クラウド共有は、情報化施工の基盤の一つです。安全に共有できる環境が整えば、現場と事務所の距離が縮まり、確認の待ち時間や資料の探し直しを減らせます。さらに、測量、施工管理、品質管理、写真管理、検査準備がつながりやすくなり、現場全体の判断が早くなります。重要なのは、共有すること自体を目的にせず、現場の手戻りを減らし、品質を安定させるための運用として継続的に見直すことです。


まとめ

情報化施工でクラウド共有を安全に進めるには、便利な保存先を導入するだけでは不十分です。共有の目的を明確にし、対象データを整理し、権限を役割ごとに分け、ファイル名と版管理を統一し、端末と通信環境を整え、確認記録を残しながら継続的に改善していく必要があります。これらのルールがそろって初めて、クラウド共有は現場の負担を減らし、施工管理の精度を高める仕組みになります。


特に情報化施工では、測量データ、写真、出来形管理資料、施工履歴など、現場判断に直結する情報が多く扱われます。クラウド上にデータがあるだけでは、正しい情報を正しいタイミングで使えるとは限りません。どのデータが最新なのか、誰が編集できるのか、どの資料が確定版なのか、共有後に誰が確認したのかを明確にすることで、現場の不安を減らせます。安全な共有ルールは、情報漏えい対策だけでなく、施工ミスや検査前の手戻りを防ぐためにも重要です。
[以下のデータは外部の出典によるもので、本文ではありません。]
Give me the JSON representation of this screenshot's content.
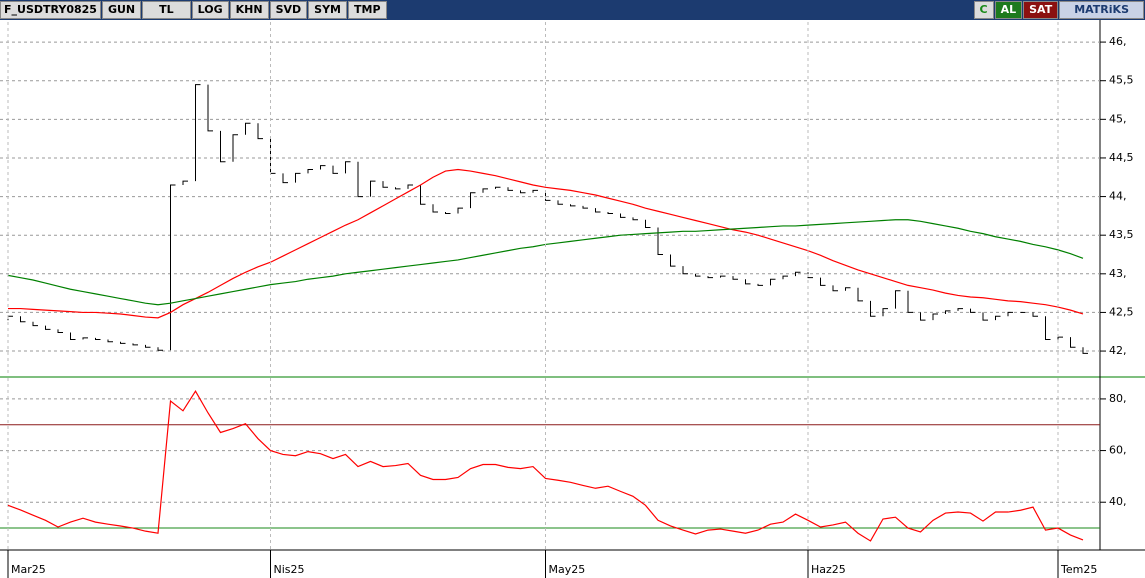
{
  "toolbar": {
    "symbol": "F_USDTRY0825",
    "buttons": [
      "GUN",
      "TL",
      "LOG",
      "KHN",
      "SVD",
      "SYM",
      "TMP"
    ],
    "right_buttons": [
      "C",
      "AL",
      "SAT",
      "MATRiKS"
    ]
  },
  "chart_data": [
    {
      "type": "stock",
      "ylim": [
        41.69,
        46.26
      ],
      "yticks": [
        {
          "value": 46,
          "label": "46,"
        },
        {
          "value": 45.5,
          "label": "45,5"
        },
        {
          "value": 45,
          "label": "45,"
        },
        {
          "value": 44.5,
          "label": "44,5"
        },
        {
          "value": 44,
          "label": "44,"
        },
        {
          "value": 43.5,
          "label": "43,5"
        },
        {
          "value": 43,
          "label": "43,"
        },
        {
          "value": 42.5,
          "label": "42,5"
        },
        {
          "value": 42,
          "label": "42,"
        }
      ],
      "grid": true,
      "series": [
        {
          "color": "#000000",
          "values": [
            42.45,
            42.38,
            42.33,
            42.28,
            42.24,
            42.15,
            42.17,
            42.15,
            42.12,
            42.1,
            42.08,
            42.05,
            42.01,
            44.15,
            44.2,
            45.45,
            44.85,
            44.45,
            44.8,
            44.95,
            44.75,
            44.3,
            44.18,
            44.3,
            44.35,
            44.4,
            44.3,
            44.45,
            44.0,
            44.2,
            44.12,
            44.1,
            44.15,
            43.9,
            43.8,
            43.78,
            43.85,
            44.05,
            44.1,
            44.12,
            44.08,
            44.05,
            44.08,
            43.95,
            43.9,
            43.88,
            43.85,
            43.8,
            43.78,
            43.73,
            43.7,
            43.6,
            43.25,
            43.1,
            43.0,
            42.97,
            42.95,
            42.97,
            42.93,
            42.87,
            42.85,
            42.93,
            42.97,
            43.02,
            42.95,
            42.85,
            42.78,
            42.82,
            42.65,
            42.45,
            42.55,
            42.78,
            42.5,
            42.4,
            42.48,
            42.52,
            42.55,
            42.5,
            42.4,
            42.45,
            42.5,
            42.5,
            42.45,
            42.15,
            42.18,
            42.05,
            41.97
          ]
        },
        {
          "color": "#ff0000",
          "values": [
            42.55,
            42.55,
            42.54,
            42.53,
            42.52,
            42.51,
            42.5,
            42.5,
            42.49,
            42.48,
            42.46,
            42.44,
            42.43,
            42.5,
            42.6,
            42.68,
            42.76,
            42.85,
            42.94,
            43.02,
            43.09,
            43.15,
            43.23,
            43.31,
            43.39,
            43.47,
            43.55,
            43.63,
            43.7,
            43.79,
            43.88,
            43.97,
            44.06,
            44.15,
            44.25,
            44.33,
            44.35,
            44.33,
            44.3,
            44.27,
            44.23,
            44.19,
            44.15,
            44.12,
            44.1,
            44.08,
            44.05,
            44.02,
            43.98,
            43.94,
            43.9,
            43.85,
            43.81,
            43.77,
            43.73,
            43.69,
            43.65,
            43.61,
            43.57,
            43.54,
            43.5,
            43.45,
            43.4,
            43.35,
            43.3,
            43.24,
            43.17,
            43.11,
            43.05,
            43.0,
            42.95,
            42.9,
            42.85,
            42.82,
            42.79,
            42.75,
            42.72,
            42.7,
            42.69,
            42.67,
            42.65,
            42.64,
            42.62,
            42.6,
            42.57,
            42.53,
            42.48
          ]
        },
        {
          "color": "#008000",
          "values": [
            42.98,
            42.95,
            42.92,
            42.88,
            42.84,
            42.8,
            42.77,
            42.74,
            42.71,
            42.68,
            42.65,
            42.62,
            42.6,
            42.62,
            42.65,
            42.68,
            42.71,
            42.74,
            42.77,
            42.8,
            42.83,
            42.86,
            42.88,
            42.9,
            42.93,
            42.95,
            42.97,
            43.0,
            43.02,
            43.04,
            43.06,
            43.08,
            43.1,
            43.12,
            43.14,
            43.16,
            43.18,
            43.21,
            43.24,
            43.27,
            43.3,
            43.33,
            43.35,
            43.38,
            43.4,
            43.42,
            43.44,
            43.46,
            43.48,
            43.5,
            43.51,
            43.52,
            43.53,
            43.54,
            43.55,
            43.55,
            43.56,
            43.57,
            43.58,
            43.59,
            43.6,
            43.61,
            43.62,
            43.62,
            43.63,
            43.64,
            43.65,
            43.66,
            43.67,
            43.68,
            43.69,
            43.7,
            43.7,
            43.68,
            43.65,
            43.62,
            43.59,
            43.55,
            43.52,
            43.48,
            43.45,
            43.42,
            43.38,
            43.35,
            43.31,
            43.26,
            43.2
          ]
        }
      ]
    },
    {
      "type": "line",
      "ylim": [
        21.5,
        88.1
      ],
      "yticks": [
        {
          "value": 80,
          "label": "80,"
        },
        {
          "value": 60,
          "label": "60,"
        },
        {
          "value": 40,
          "label": "40,"
        }
      ],
      "grid": true,
      "categories": [
        "Mar25",
        null,
        null,
        null,
        null,
        null,
        null,
        null,
        null,
        null,
        null,
        null,
        null,
        null,
        null,
        null,
        null,
        null,
        null,
        null,
        null,
        "Nis25",
        null,
        null,
        null,
        null,
        null,
        null,
        null,
        null,
        null,
        null,
        null,
        null,
        null,
        null,
        null,
        null,
        null,
        null,
        null,
        null,
        null,
        "May25",
        null,
        null,
        null,
        null,
        null,
        null,
        null,
        null,
        null,
        null,
        null,
        null,
        null,
        null,
        null,
        null,
        null,
        null,
        null,
        null,
        "Haz25",
        null,
        null,
        null,
        null,
        null,
        null,
        null,
        null,
        null,
        null,
        null,
        null,
        null,
        null,
        null,
        null,
        null,
        null,
        null,
        "Tem25",
        null,
        null
      ],
      "reference_lines": [
        {
          "value": 70,
          "color": "#8b1a1a"
        },
        {
          "value": 30,
          "color": "#1a8a1a"
        }
      ],
      "series": [
        {
          "color": "#ff0000",
          "values": [
            38.8,
            37,
            35,
            33,
            30.4,
            32.3,
            33.8,
            32.3,
            31.5,
            30.8,
            30,
            28.8,
            28,
            79.2,
            75.4,
            83,
            74.6,
            67,
            68.5,
            70.4,
            64.6,
            60,
            58.5,
            58,
            59.6,
            58.8,
            56.9,
            58.5,
            53.8,
            55.8,
            53.8,
            54.2,
            55,
            50.4,
            48.8,
            48.8,
            49.6,
            53,
            54.6,
            54.6,
            53.5,
            53,
            53.8,
            49.2,
            48.5,
            47.7,
            46.5,
            45.4,
            46.2,
            44.2,
            42.3,
            38.8,
            33,
            30.8,
            29.2,
            27.7,
            29.2,
            29.6,
            28.8,
            28,
            29.2,
            31.5,
            32.3,
            35.4,
            33,
            30.4,
            31.2,
            32.3,
            28,
            25,
            33.5,
            34.2,
            30,
            28.5,
            33,
            35.8,
            36.2,
            35.8,
            32.7,
            36.2,
            36.2,
            36.9,
            38.1,
            29.2,
            30,
            27.3,
            25.4
          ]
        }
      ]
    }
  ]
}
また、クラウド共有は現場ごとに一度作って終わるものではありません。工事の進行、担当者の変更、協力会社の入れ替わり、検査段階への移行に合わせて、共有範囲や権限、保存場所を見直す必要があります。運用が現場に合っていれば、写真整理、測量結果の確認、出来形資料の作成、日報や進捗管理もスムーズになります。逆に、ルールが複雑すぎたり、共有場所が分かりにくかったりすると、クラウドを使っていても確認作業は増えてしまいます。
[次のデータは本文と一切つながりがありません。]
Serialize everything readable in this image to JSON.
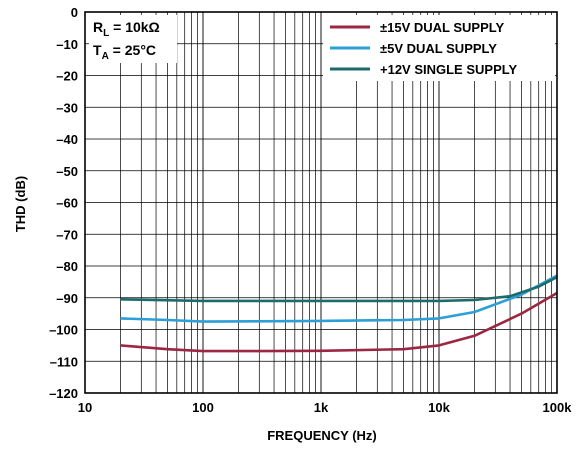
{
  "chart_data": {
    "type": "line",
    "xlabel": "FREQUENCY (Hz)",
    "ylabel": "THD (dB)",
    "xscale": "log",
    "xlim": [
      10,
      100000
    ],
    "ylim": [
      -120,
      0
    ],
    "grid": true,
    "legend_position": "top-right",
    "x_ticks": [
      {
        "value": 10,
        "label": "10"
      },
      {
        "value": 100,
        "label": "100"
      },
      {
        "value": 1000,
        "label": "1k"
      },
      {
        "value": 10000,
        "label": "10k"
      },
      {
        "value": 100000,
        "label": "100k"
      }
    ],
    "y_ticks": [
      0,
      -10,
      -20,
      -30,
      -40,
      -50,
      -60,
      -70,
      -80,
      -90,
      -100,
      -110,
      -120
    ],
    "y_tick_labels": [
      "0",
      "–10",
      "–20",
      "–30",
      "–40",
      "–50",
      "–60",
      "–70",
      "–80",
      "–90",
      "–100",
      "–110",
      "–120"
    ],
    "conditions": {
      "rl_main": "R",
      "rl_sub": "L",
      "rl_value": " = 10kΩ",
      "ta_main": "T",
      "ta_sub": "A",
      "ta_value": " = 25°C"
    },
    "series": [
      {
        "name": "±15V DUAL SUPPLY",
        "color": "#9b2743",
        "points": [
          [
            20,
            -105
          ],
          [
            50,
            -106.2
          ],
          [
            100,
            -106.8
          ],
          [
            300,
            -106.8
          ],
          [
            1000,
            -106.7
          ],
          [
            5000,
            -106.2
          ],
          [
            10000,
            -105
          ],
          [
            20000,
            -102
          ],
          [
            50000,
            -95
          ],
          [
            100000,
            -88.5
          ]
        ]
      },
      {
        "name": "±5V DUAL SUPPLY",
        "color": "#2b9fd6",
        "points": [
          [
            20,
            -96.5
          ],
          [
            50,
            -97
          ],
          [
            100,
            -97.5
          ],
          [
            1000,
            -97.3
          ],
          [
            5000,
            -97
          ],
          [
            10000,
            -96.5
          ],
          [
            20000,
            -94.5
          ],
          [
            50000,
            -89
          ],
          [
            100000,
            -83
          ]
        ]
      },
      {
        "name": "+12V SINGLE SUPPLY",
        "color": "#1d6b6b",
        "points": [
          [
            20,
            -90.5
          ],
          [
            100,
            -91
          ],
          [
            1000,
            -91
          ],
          [
            10000,
            -91
          ],
          [
            20000,
            -90.7
          ],
          [
            40000,
            -89.5
          ],
          [
            70000,
            -86.5
          ],
          [
            100000,
            -83.5
          ]
        ]
      }
    ]
  }
}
これから情報化施工のクラウド共有を進める場合は、まず小さく始め、確実に運用できる範囲から整えることが現実的です。最初からすべての資料を対象にするのではなく、現場で利用頻度が高く、共有効果が分かりやすい写真、測量結果、確認資料などから始めると、関係者の理解を得やすくなります。そのうえで、権限管理や版管理、確認記録を標準化していけば、現場全体に無理なく広げられます。
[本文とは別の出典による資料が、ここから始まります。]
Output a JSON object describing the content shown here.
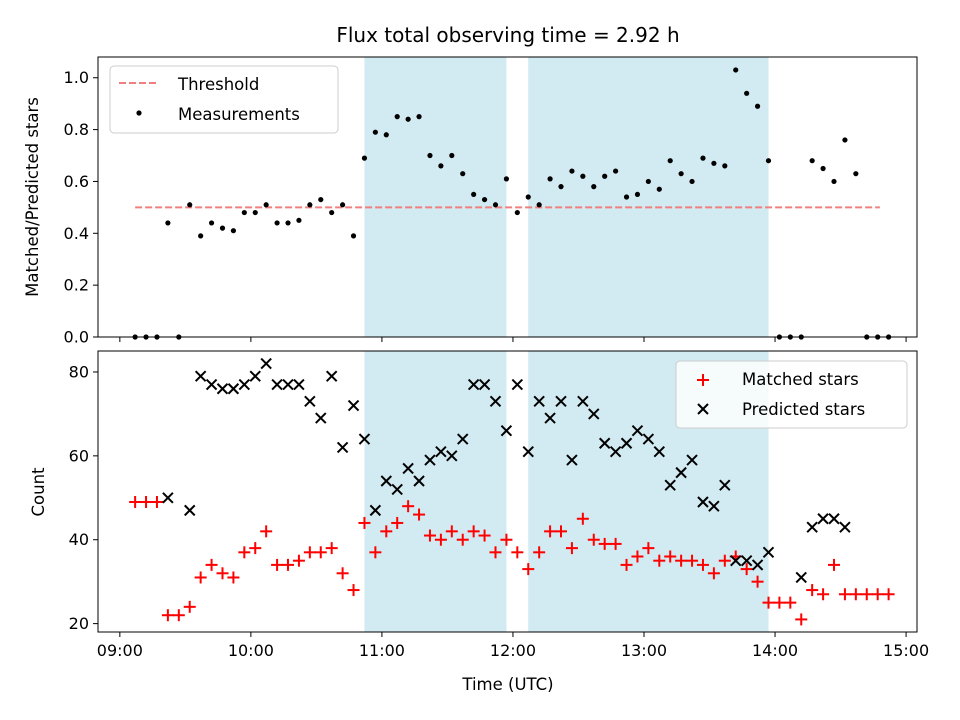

現場で取得したデータをすばやく確認し、関係者と安全に共有する流れを作ることは、これからの施工管理で重要性が高い取り組みです。スマートフォンやタブレット、測量機器、施工管理システムなどを連携させる場合でも、共有範囲、権限、版管理、確認記録を整えておくことで、現場で得た情報を実務に活用しやすくなります。クラウド共有は、情報化施工を支える手段として、便利さと安全性の両方を確認しながら運用することが大切です。